Asıl hedef salgınların oluşumunu engellemektir. Salgın oluştuktan sonra “mucizevi” aşıların keşfi bir sonraki salgına kadar bir problemin çözümüne olanak sağlar. Emekçilerin sermayenin sunduğu seçenekler arasında seçim yapmadıkları, seçeneklerini kendilerinin oluşturduğu “yeni bir dünyada” salgınlar bir felaket olarak karşımıza çıkmayacaktır

Türkiye’de pandemi döneminde neler yaşadık? Uzun süreli ağır koşullarda çalışma, güvenli çalışma koşullarının sağlanmaması, özel koşullar dikkate alınmadan yapılan görevlendirme ve yasaklamalar, özel sağlık kurumları ve Ortak Sağlık ve Güvenlik Birimlerinde (OSGB) işten çıkarmalar, ek ödemelerde ve nöbet ücretlerinde yapılan kesintiler, ASM’lerde maaş kesintileri, kamuda uygulanan idari izin genelgesinin uygulanmasında sağlık emekçileri için kısıtlamalara gidilmesi vb. nedenlerle sağlık emekçileri kendilerine yeterince sahip çıkılmadığını hissetmişler bu da iş stresini artırmış ve tükenmişliğe neden olmuştur. Sağlık çalışanlarının işleri üzerindeki kontrolü ciddi şekilde zedelenmiştir.

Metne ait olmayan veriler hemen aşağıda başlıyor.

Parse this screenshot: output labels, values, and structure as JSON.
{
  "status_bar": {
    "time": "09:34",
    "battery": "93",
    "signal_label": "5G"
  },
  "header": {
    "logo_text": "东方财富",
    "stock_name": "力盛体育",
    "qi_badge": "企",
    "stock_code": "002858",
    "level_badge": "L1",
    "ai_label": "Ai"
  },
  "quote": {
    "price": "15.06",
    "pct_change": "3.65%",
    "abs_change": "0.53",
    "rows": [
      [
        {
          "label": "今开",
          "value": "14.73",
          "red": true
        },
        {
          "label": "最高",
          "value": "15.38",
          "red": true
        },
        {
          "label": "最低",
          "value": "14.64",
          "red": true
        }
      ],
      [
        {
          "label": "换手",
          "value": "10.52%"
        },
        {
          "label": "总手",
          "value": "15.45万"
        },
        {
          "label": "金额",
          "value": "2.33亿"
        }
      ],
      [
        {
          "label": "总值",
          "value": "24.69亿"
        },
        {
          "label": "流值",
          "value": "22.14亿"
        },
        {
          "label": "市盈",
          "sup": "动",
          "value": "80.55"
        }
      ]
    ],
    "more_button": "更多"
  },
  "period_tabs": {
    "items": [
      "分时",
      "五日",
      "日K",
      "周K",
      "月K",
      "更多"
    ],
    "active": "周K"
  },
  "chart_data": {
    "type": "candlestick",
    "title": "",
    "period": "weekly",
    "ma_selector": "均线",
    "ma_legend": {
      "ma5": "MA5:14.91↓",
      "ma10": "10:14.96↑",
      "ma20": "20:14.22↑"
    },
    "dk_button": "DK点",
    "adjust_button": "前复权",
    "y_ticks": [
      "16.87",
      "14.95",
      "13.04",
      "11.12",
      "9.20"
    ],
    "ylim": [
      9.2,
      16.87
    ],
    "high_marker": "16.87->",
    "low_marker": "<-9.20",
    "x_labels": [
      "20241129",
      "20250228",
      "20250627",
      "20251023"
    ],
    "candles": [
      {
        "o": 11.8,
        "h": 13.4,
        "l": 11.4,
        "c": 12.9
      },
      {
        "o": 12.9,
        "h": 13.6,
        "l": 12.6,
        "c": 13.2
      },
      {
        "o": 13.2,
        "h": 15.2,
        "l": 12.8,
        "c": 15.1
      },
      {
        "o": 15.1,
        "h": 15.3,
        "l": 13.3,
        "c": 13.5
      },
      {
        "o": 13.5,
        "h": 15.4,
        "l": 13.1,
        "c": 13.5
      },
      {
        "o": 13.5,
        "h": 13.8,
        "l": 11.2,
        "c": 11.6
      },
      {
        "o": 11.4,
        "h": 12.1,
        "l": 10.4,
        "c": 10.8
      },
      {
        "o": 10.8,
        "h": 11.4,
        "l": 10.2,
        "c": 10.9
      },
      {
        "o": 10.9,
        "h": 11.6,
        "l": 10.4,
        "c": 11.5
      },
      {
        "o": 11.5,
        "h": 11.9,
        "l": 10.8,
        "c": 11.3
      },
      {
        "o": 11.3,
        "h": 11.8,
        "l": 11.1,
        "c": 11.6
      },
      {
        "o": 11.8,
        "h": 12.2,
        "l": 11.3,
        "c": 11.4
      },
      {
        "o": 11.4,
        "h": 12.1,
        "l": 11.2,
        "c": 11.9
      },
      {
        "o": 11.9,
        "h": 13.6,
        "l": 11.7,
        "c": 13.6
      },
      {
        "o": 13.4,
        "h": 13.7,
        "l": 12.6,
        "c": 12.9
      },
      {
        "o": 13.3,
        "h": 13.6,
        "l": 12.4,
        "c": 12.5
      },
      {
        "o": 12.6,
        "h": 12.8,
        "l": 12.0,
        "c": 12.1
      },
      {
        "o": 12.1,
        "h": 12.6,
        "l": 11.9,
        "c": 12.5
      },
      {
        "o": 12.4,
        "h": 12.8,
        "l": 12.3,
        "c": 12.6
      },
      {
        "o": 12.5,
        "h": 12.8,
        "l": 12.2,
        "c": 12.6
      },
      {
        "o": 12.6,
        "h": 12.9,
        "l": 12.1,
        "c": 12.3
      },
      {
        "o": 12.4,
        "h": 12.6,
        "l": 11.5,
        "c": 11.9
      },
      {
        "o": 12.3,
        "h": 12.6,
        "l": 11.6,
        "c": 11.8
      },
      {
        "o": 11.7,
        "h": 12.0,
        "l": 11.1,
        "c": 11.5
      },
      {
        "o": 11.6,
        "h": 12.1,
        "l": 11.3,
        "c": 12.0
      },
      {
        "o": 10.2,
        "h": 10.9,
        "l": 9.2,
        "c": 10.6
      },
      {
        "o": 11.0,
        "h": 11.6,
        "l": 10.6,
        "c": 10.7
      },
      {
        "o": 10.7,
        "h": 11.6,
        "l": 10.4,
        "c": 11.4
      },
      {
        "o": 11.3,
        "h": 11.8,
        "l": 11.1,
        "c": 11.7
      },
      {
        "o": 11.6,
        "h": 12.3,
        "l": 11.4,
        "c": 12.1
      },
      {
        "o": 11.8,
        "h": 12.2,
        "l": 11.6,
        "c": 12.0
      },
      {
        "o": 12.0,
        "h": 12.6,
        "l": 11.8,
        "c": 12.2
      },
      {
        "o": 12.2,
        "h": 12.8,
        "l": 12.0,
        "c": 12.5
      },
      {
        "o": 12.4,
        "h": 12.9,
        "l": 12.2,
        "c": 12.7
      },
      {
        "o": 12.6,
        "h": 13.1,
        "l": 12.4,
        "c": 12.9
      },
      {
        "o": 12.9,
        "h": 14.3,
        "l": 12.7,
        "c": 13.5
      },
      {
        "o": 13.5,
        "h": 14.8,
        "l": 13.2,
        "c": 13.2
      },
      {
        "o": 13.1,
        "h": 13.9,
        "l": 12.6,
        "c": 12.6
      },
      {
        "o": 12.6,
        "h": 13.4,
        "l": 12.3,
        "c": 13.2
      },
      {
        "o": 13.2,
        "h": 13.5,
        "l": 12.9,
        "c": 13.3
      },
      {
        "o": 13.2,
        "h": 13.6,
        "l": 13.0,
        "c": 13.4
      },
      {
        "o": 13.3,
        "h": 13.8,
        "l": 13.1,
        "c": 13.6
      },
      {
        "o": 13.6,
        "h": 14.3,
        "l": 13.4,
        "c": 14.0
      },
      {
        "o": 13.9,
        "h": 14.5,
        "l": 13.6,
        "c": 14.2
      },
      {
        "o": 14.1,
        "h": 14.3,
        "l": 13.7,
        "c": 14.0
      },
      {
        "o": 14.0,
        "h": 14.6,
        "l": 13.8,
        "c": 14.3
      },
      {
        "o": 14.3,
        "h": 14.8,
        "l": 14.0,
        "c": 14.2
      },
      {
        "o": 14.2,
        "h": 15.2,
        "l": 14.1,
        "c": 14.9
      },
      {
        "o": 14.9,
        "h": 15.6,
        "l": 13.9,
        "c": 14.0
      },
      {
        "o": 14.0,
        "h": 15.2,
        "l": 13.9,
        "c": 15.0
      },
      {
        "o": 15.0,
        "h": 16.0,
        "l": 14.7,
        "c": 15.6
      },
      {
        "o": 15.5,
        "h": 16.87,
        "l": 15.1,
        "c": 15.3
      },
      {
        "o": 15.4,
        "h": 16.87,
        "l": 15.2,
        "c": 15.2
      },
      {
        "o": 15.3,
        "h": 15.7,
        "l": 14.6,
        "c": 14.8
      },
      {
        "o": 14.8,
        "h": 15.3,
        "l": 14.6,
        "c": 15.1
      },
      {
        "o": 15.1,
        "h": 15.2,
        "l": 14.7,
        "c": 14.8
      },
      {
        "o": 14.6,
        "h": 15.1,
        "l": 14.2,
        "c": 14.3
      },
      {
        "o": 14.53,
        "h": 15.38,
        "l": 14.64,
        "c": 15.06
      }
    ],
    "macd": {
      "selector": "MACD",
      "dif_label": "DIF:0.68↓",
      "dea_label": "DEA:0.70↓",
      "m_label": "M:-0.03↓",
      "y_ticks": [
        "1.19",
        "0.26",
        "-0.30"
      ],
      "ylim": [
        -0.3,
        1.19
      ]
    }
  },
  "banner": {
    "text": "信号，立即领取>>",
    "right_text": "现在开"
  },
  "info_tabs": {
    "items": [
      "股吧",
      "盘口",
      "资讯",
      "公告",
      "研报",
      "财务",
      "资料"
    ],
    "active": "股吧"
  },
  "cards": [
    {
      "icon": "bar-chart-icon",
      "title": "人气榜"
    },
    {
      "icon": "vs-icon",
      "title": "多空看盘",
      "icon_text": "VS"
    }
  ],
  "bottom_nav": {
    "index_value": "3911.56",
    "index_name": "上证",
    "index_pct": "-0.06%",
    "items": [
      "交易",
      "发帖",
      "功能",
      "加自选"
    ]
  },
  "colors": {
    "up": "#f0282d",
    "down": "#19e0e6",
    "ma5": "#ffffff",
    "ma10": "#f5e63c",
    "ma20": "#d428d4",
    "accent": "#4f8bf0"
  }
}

Beş örgütün işçi sağlığı ve güvenliği alanındaki birlikteliğinin önemini bir kez daha gösteren Sempozyum sonrasında; ortak çalışma grubu oluşturulması, işçi sağlığı ve güvenliğine ilişkin model tartışmalarının derinleştirilmesi ve sempozyumda önerilen V. İşçi Sağlığı ve Güvenliği Kongresi’nin örgütlere önerilmesi kararlaştırıldı.